松本サリンから10年…河野さん一家の闘い、今も読売新聞

 死者7人、負傷者約600人を出した1994年の松本サリン事件の発生から27日で10年。事件の被害者でありながら、一時は警察から容疑者のように扱われた河野義行さん(54)は、今も全国で講演活動を行い、犯罪被害者の支援などを訴えている。

 27日には、長男の仁志さん(25)が、事件のあった長野県松本市で開かれるシンポジウムに参加、聴衆の1人として会場に足を運ぶ父の前で初めて、冤罪(えんざい)や報道被害に立ち向かった当時の思いを語る。

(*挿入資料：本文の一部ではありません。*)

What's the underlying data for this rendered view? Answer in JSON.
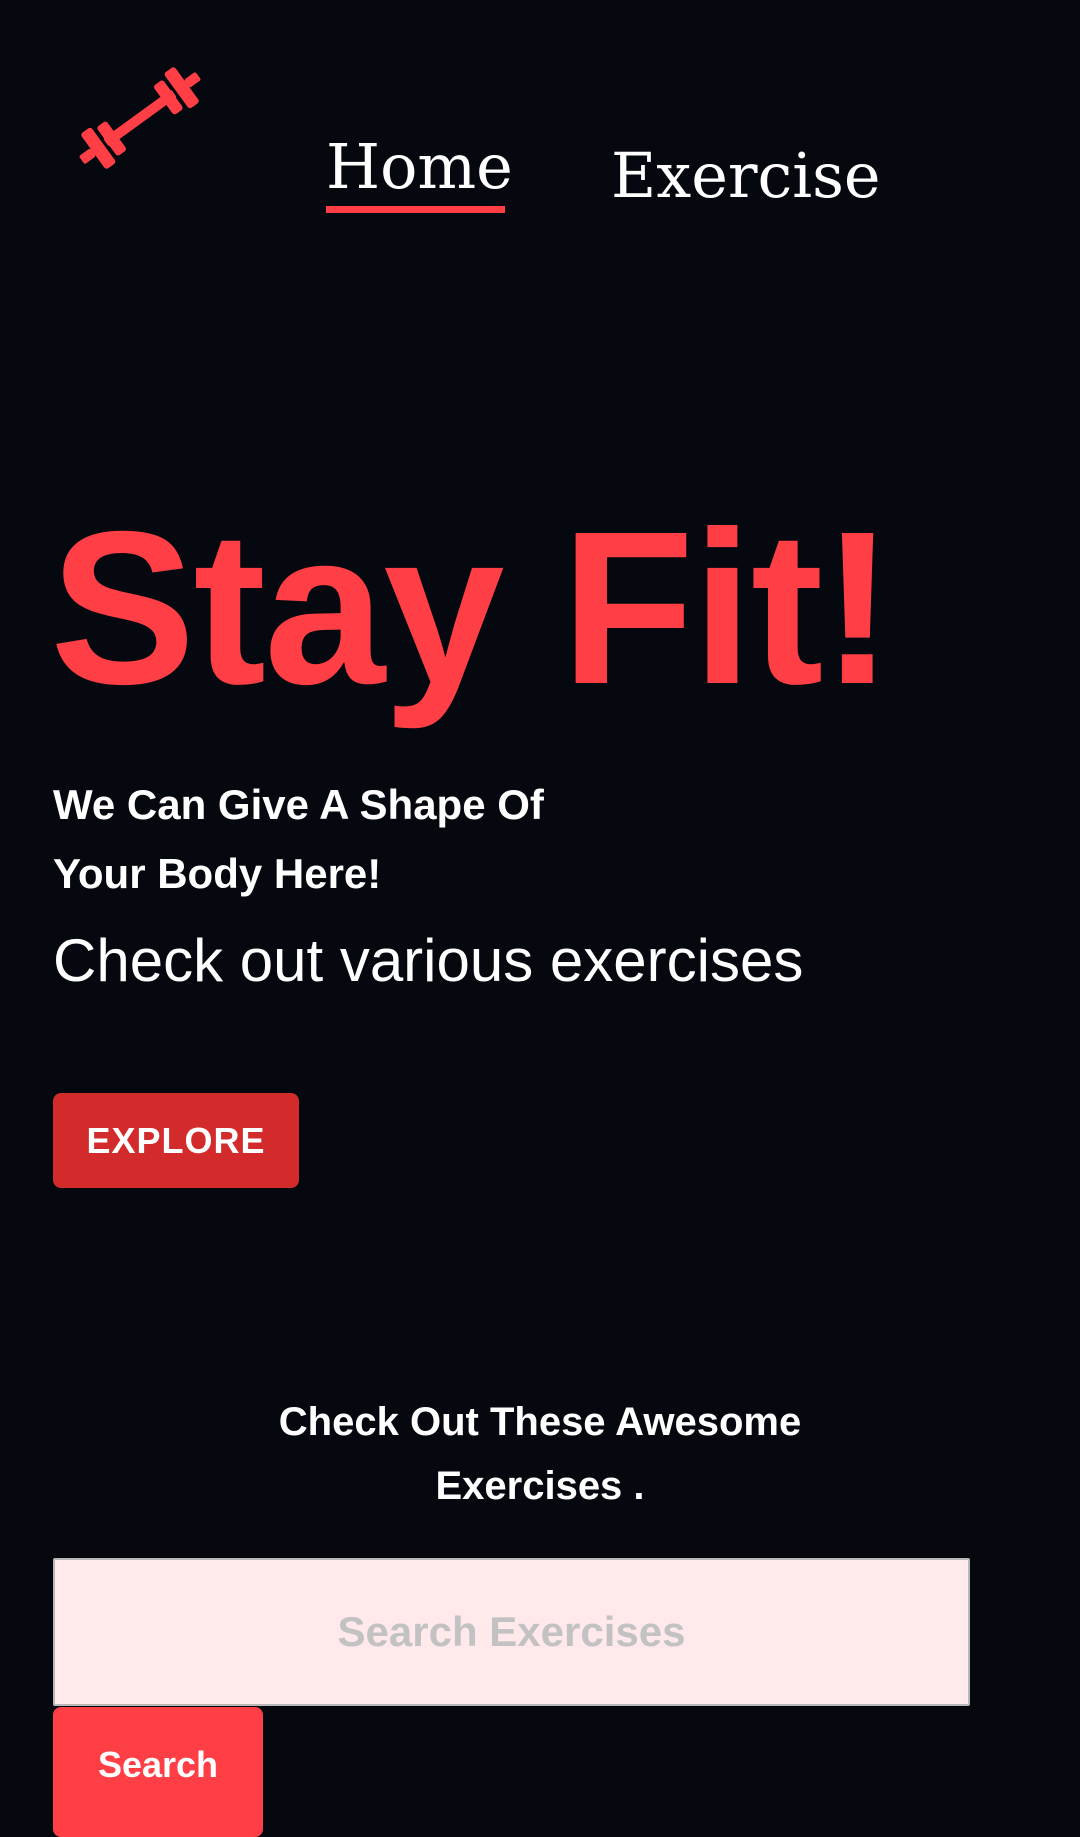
{
  "nav": {
    "logo_icon": "dumbbell-icon",
    "home_label": "Home",
    "exercise_label": "Exercise",
    "active": "Home"
  },
  "hero": {
    "title": "Stay Fit!",
    "tagline_line1": "We Can Give A Shape Of",
    "tagline_line2": "Your Body Here!",
    "subtitle": "Check out various exercises",
    "explore_label": "EXPLORE"
  },
  "search": {
    "heading_line1": "Check Out These Awesome",
    "heading_line2": "Exercises .",
    "placeholder": "Search Exercises",
    "value": "",
    "button_label": "Search"
  },
  "colors": {
    "background": "#05080f",
    "accent": "#ff3f45",
    "explore_button": "#d32b2b",
    "search_field": "#ffe9eb"
  }
}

 河野義行さんの元に、東京の青果物卸売会社で働く仁志さんから電話が入ったのは、「父の日」の今月20日だった。

 仁志さんは、事件現場近くの松本市城北公民館で開かれる「松本サリン事件を考えるシンポジウム」で講演することを話した。

 「僕も聞きに行くよ」と言う父に対して、「それはやりづらいな」と仁志さん。事件に対する父の考えは、講演活動を通して耳にしている。しかし、直接事件について語り合ったことはほとんどなかった。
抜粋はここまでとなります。